In the previous article we discussed the importance of certain system components being correctly specified, to avoid poor coverage and low efficiency (both mechanical and financial).
Following the article, I had the privilege of visiting numerous bowling clubs and sports pitches, all reporting similar issues, with the majority of initial conversations always seeming to contain the line "I don't think our sprinklers are working correctly".
In a few cases we inspected the systems and found that indeed the sprinkler units were suffering from worn nozzles, poor rotation speed or internal damage. Problems that were solved with minor replacement or repair works, constituting no more than routine maintenance.
However, the majority of inspections proved that my initial thoughts were correct, in that a huge number of systems are being installed to sub-standard designs, with very little knowledge of flows and pressures or friction losses and coefficient of uniformity.
On the whole, it is massively unusual for a sprinkler to be inefficient, this assuming that it is being operated with the correct volume of water at a suitable pressure, and is carrying out the task for which it was designed. It is very easy to forget that the majority of sprinkler manufacturers spend vast sums of money researching and developing each and every sprinkler model that they produce.
Sprinklers are tested, then tested some more at the factory, and then put out for field-testing in some of the harshest environments possible - environments that make our climate and irrigation requirements seem very average.
All of this design and testing is then brought to the market, usually assisted by a 3-5 year warranty.
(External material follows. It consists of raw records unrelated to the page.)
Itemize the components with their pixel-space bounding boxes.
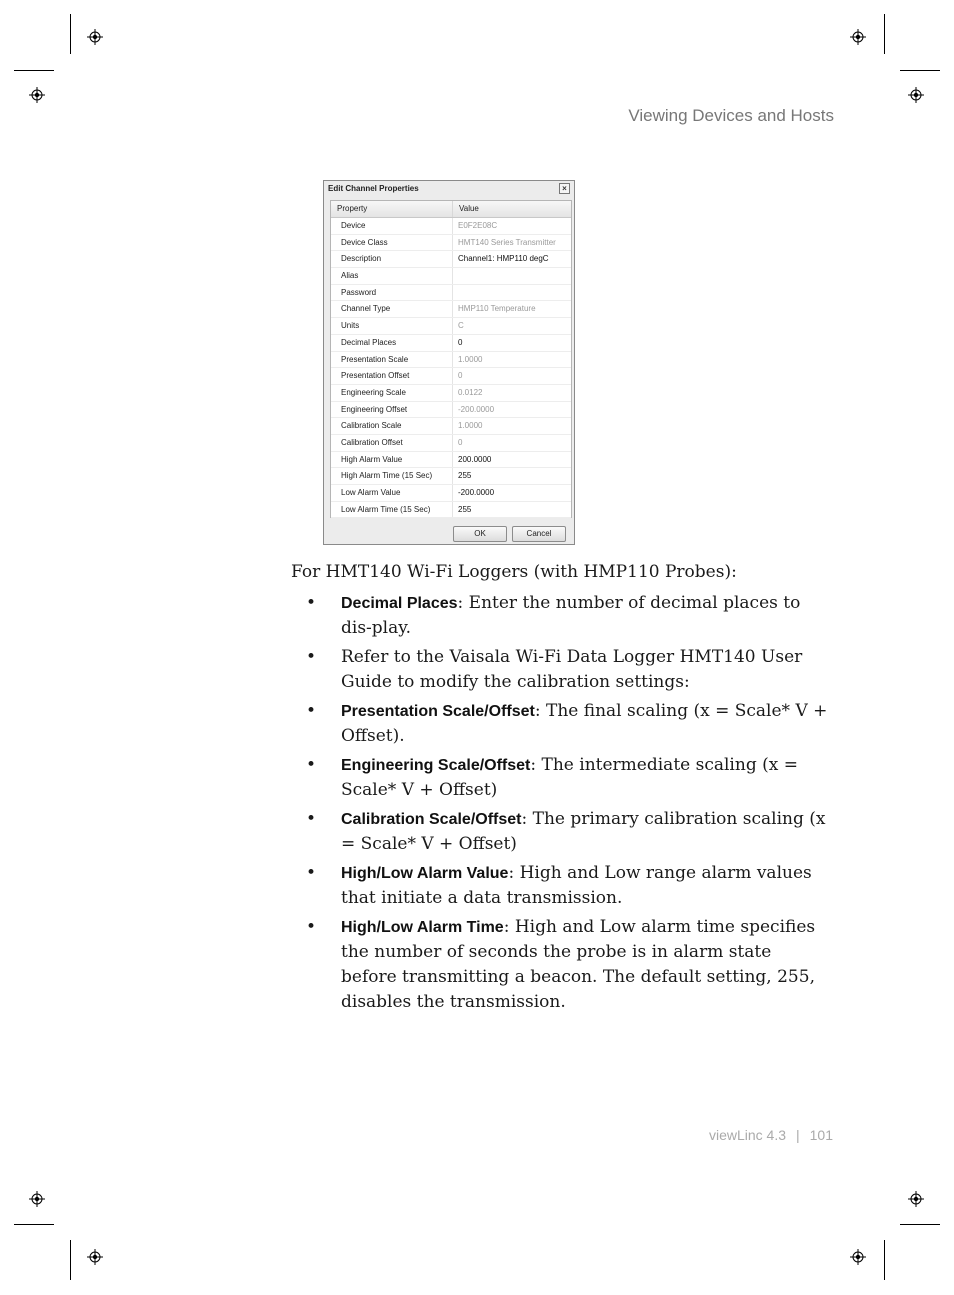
bullet-list [291,591,831,1019]
bullet-item [291,645,831,695]
property-value[interactable]: 0 [458,337,463,347]
registration-mark-icon [87,29,103,45]
cancel-button[interactable]: Cancel [512,526,566,542]
dialog-title: Edit Channel Properties [328,184,419,193]
crop-mark [14,70,54,71]
property-name: Device [331,218,453,234]
bullet-text: : High and Low range alarm values that initiate a data transmission. [341,863,812,908]
property-name: Decimal Places [331,335,453,351]
crop-mark [884,14,885,54]
property-value: 0 [458,437,463,447]
property-value[interactable]: 255 [458,471,472,481]
crop-mark [900,70,940,71]
property-value: 0.0122 [458,387,483,397]
bullet-icon: • [306,809,317,829]
bullet-icon: • [306,863,317,883]
bullet-term: Decimal Places [341,595,458,612]
property-name: Engineering Scale [331,385,453,401]
property-value: -200.0000 [458,404,495,414]
property-value[interactable] [453,285,571,301]
grid-row[interactable] [331,268,571,285]
grid-row[interactable] [331,251,571,268]
registration-mark-icon [850,29,866,45]
bullet-item [291,753,831,803]
grid-row[interactable] [331,368,571,385]
grid-row[interactable] [331,218,571,235]
bullet-text: : High and Low alarm time specifies the number of seconds the probe is in alarm state before transmitting a beacon. The default setting, 255, disables the transmission. [341,917,816,1012]
property-value: 1.0000 [458,354,483,364]
bullet-term: Presentation Scale/Offset [341,703,535,720]
bullet-item [291,591,831,641]
bullet-term: High/Low Alarm Value [341,865,509,882]
footer-separator: | [796,1127,800,1143]
property-value[interactable] [453,268,571,284]
property-name: Channel Type [331,301,453,317]
grid-row[interactable] [331,352,571,369]
registration-mark-icon [850,1249,866,1265]
bullet-item [291,699,831,749]
grid-row[interactable] [331,385,571,402]
ok-button[interactable]: OK [453,526,507,542]
property-name: Description [331,251,453,267]
property-name: Presentation Offset [331,368,453,384]
property-value: 1.0000 [458,421,483,431]
property-value: 0 [458,371,463,381]
bullet-term: High/Low Alarm Time [341,919,504,936]
property-name: Calibration Offset [331,435,453,451]
bullet-text: : The primary calibration scaling (x = Scale* V + Offset) [341,809,826,854]
close-icon[interactable]: × [559,183,570,194]
property-name: Calibration Scale [331,418,453,434]
crop-mark [70,14,71,54]
property-value: C [458,321,464,331]
bullet-term: Engineering Scale/Offset [341,757,531,774]
property-value: HMT140 Series Transmitter [458,237,556,247]
grid-header [331,201,571,218]
property-name: Presentation Scale [331,352,453,368]
grid-row[interactable] [331,318,571,335]
property-name: High Alarm Value [331,452,453,468]
bullet-text: : Enter the number of decimal places to dis-play. [341,593,801,638]
edit-channel-properties-dialog [323,180,575,545]
property-name: Engineering Offset [331,402,453,418]
grid-row[interactable] [331,485,571,502]
property-name: Device Class [331,235,453,251]
grid-row[interactable] [331,452,571,469]
column-header-value[interactable]: Value [459,204,479,213]
grid-row[interactable] [331,435,571,452]
bullet-term: Calibration Scale/Offset [341,811,522,828]
property-value[interactable]: -200.0000 [458,488,495,497]
property-value[interactable]: 200.0000 [458,454,492,464]
grid-row[interactable] [331,468,571,485]
bullet-item [291,915,831,1015]
property-value: E0F2E08C [458,221,498,230]
bullet-icon: • [306,917,317,937]
dialog-title-bar [324,181,574,196]
bullet-item [291,807,831,857]
grid-row[interactable] [331,235,571,252]
grid-row[interactable] [331,335,571,352]
grid-row[interactable] [331,285,571,302]
registration-mark-icon [908,87,924,103]
property-name: Low Alarm Value [331,485,453,501]
crop-mark [70,1240,71,1280]
bullet-text: Refer to the Vaisala Wi-Fi Data Logger HMT140 User Guide to modify the calibration settings: [341,647,803,692]
crop-mark [14,1224,54,1225]
grid-row[interactable] [331,301,571,318]
property-name: Password [331,285,453,301]
property-value[interactable]: Channel1: HMP110 degC [458,254,549,264]
grid-row[interactable] [331,502,571,519]
bullet-icon: • [306,593,317,613]
footer-product: viewLinc 4.3 [708,1127,786,1143]
page-number: 101 [809,1127,833,1143]
registration-mark-icon [29,87,45,103]
bullet-text: : The intermediate scaling (x = Scale* V + Offset) [341,755,798,800]
property-name: Alias [331,268,453,284]
property-grid [330,200,572,518]
running-header: Viewing Devices and Hosts [628,106,834,125]
grid-row[interactable] [331,402,571,419]
bullet-icon: • [306,701,317,721]
crop-mark [900,1224,940,1225]
crop-mark [884,1240,885,1280]
bullet-text: : The final scaling (x = Scale* V + Offset). [341,701,828,746]
property-name: Units [331,318,453,334]
registration-mark-icon [908,1191,924,1207]
bullet-icon: • [306,647,317,667]
property-value: HMP110 Temperature [458,304,536,314]
property-name: Low Alarm Time (15 Sec) [331,502,453,518]
registration-mark-icon [87,1249,103,1265]
property-name: High Alarm Time (15 Sec) [331,468,453,484]
bullet-item [291,861,831,911]
registration-mark-icon [29,1191,45,1207]
bullet-icon: • [306,755,317,775]
intro-paragraph: For HMT140 Wi-Fi Loggers (with HMP110 Probes): [291,562,737,582]
property-value[interactable]: 255 [458,504,472,514]
column-header-property[interactable]: Property [331,201,453,217]
page-footer [709,1127,833,1143]
grid-body [331,218,571,518]
grid-row[interactable] [331,418,571,435]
A warranty is only possible because the makers know they will not be replacing faulty units en masse and face financial ruin.
In short, by the time the sprinkler gets to all of us it will be reliable. It's a bad installer that makes it seem unreliable, with poor design skills and an urge to cut corners for financial gain.
Whilst I have the utmost respect for the majority of sprinkler manufacturers, this article was not written to "big them up". Ultimately, my stock answer to the question "which is the best sprinkler" is that "all are comparable pieces of black plastic, gauged by the manufacturer's confidence in his warranty offer".
Chances are that a 5-year warranty from a manufacturer (that's been around for more than 5-years) is a very good indicator of reliability and efficiency.
In general, a good contractor's choice of sprinkler will be governed by the same criteria as the clubs, in that a reliable unit means no costly warranty visits and good press all around.
Confidence in the product from the installer tends to go hand in hand with a good support chain from the manufacturer. You want to be sure that any product failure can be dealt with effectively and promptly, which tends to mean a manufacturer's presence within the country of installation.
So, ask your installer why they have specified a certain type of sprinkler and always insist on a unit with at least 3-years manufacturer's warranty. The installer should be able to demonstrate that his chosen sprinkler will cover the required area without shortfall, and identify to you the point on the sprinkler performance chart that lists the required flow and pressure to reach this coverage.
Then you can compare this information with the pump duty he has previously advised. The said pump duty should always exceed both flow and pressure requirements of the sprinkler, if not, it won't work! (The pump duty also needs to include pipe friction loss calculations and static rises, both of which will be discussed in the next article).
On sprinkler choice, I would always insist on 'valve in head' style units for bowls irrigation. This, put simply, means that the valve controlling the sprinkler is an integral part of the pop up unit, and not located remotely in the pump house or even buried below the unit. This type of sprinkler allows easy operation, both manually and automatically, and also allows maintenance to be carried out without full excavation, and usually incorporates a useful 'off' mode.
When choosing the type of sprinkler, consider the prevailing weather conditions during the watering season. For example, if you get strong or gusting winds across the green, it is worth considering some of the low trajectory units on sale.
Standard trajectory of a sprinkler arc is 25 degrees, which means that at its highest point the 'curtain' can be 3 or 4 metres above the greens surface, exposing it to wind disturbance. Low trajectory units tend to throw at below 15 degrees, keeping the curtain height down and reducing exposure to wind. If you do choose this type of unit be aware that the lower trajectory can affect the overall throw of the sprinkler. Your installer should allow this for.
So, remember, when choosing a system, the type or brand of the sprinkler unit is less important than the competence of the designer and installer. Good sprinklers installed correctly should always cover your green evenly and efficiently.